Kisah Zamroni ini membuka mata kita terhadap realitas yang dihadapi oleh banyak guru honorer di Indonesia. Mereka adalah pahlawan tanpa tanda jasa yang telah berdedikasi untuk mencerdaskan anak bangsa. Namun, seringkali pengabdian mereka tidak dihargai sebagaimana mestinya.
Pemerintah perlu mencari solusi yang lebih bijaksana dan adil dalam menata sistem kepegawaian, sehingga tidak ada lagi guru honorer yang menjadi “korban” dari regulasi yang tidak mempertimbangkan pengabdian dan dedikasi mereka.
Berikut adalah beberapa poin penting yang perlu diperhatikan dalam penataan sistem kepegawaian guru honorer:
- Penghargaan terhadap Pengabdian: Pemerintah perlu memberikan penghargaan yang layak terhadap pengabdian guru honorer yang telah bertahun-tahun mengabdi.
- Transparansi dan Keadilan: Proses pengangkatan guru honorer menjadi ASN atau PPPK harus dilakukan secara transparan dan adil, tanpa diskriminasi.
- Pelatihan dan Pengembangan: Pemerintah perlu memberikan pelatihan dan pengembangan kepada guru honorer agar kualitas mereka semakin meningkat.

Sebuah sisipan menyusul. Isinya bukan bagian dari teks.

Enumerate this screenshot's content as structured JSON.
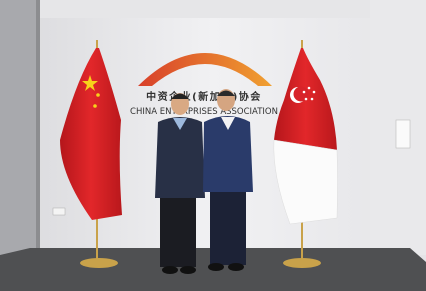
{
  "sign": {
    "chinese": "中资企业(新加坡)协会",
    "english": "CHINA ENTERPRISES ASSOCIATION"
  }
}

- Kesejahteraan: Pemerintah perlu meningkatkan kesejahteraan guru honorer agar mereka dapat hidup layak dan fokus pada tugas-tugas pendidikan.
Dengan memperhatikan poin-poin tersebut, diharapkan penataan sistem kepegawaian guru honorer dapat dilakukan secara lebih humanis dan berkelanjutan, sehingga tidak ada lagi guru yang merasa terzalimi dan dunia pendidikan Indonesia semakin maju.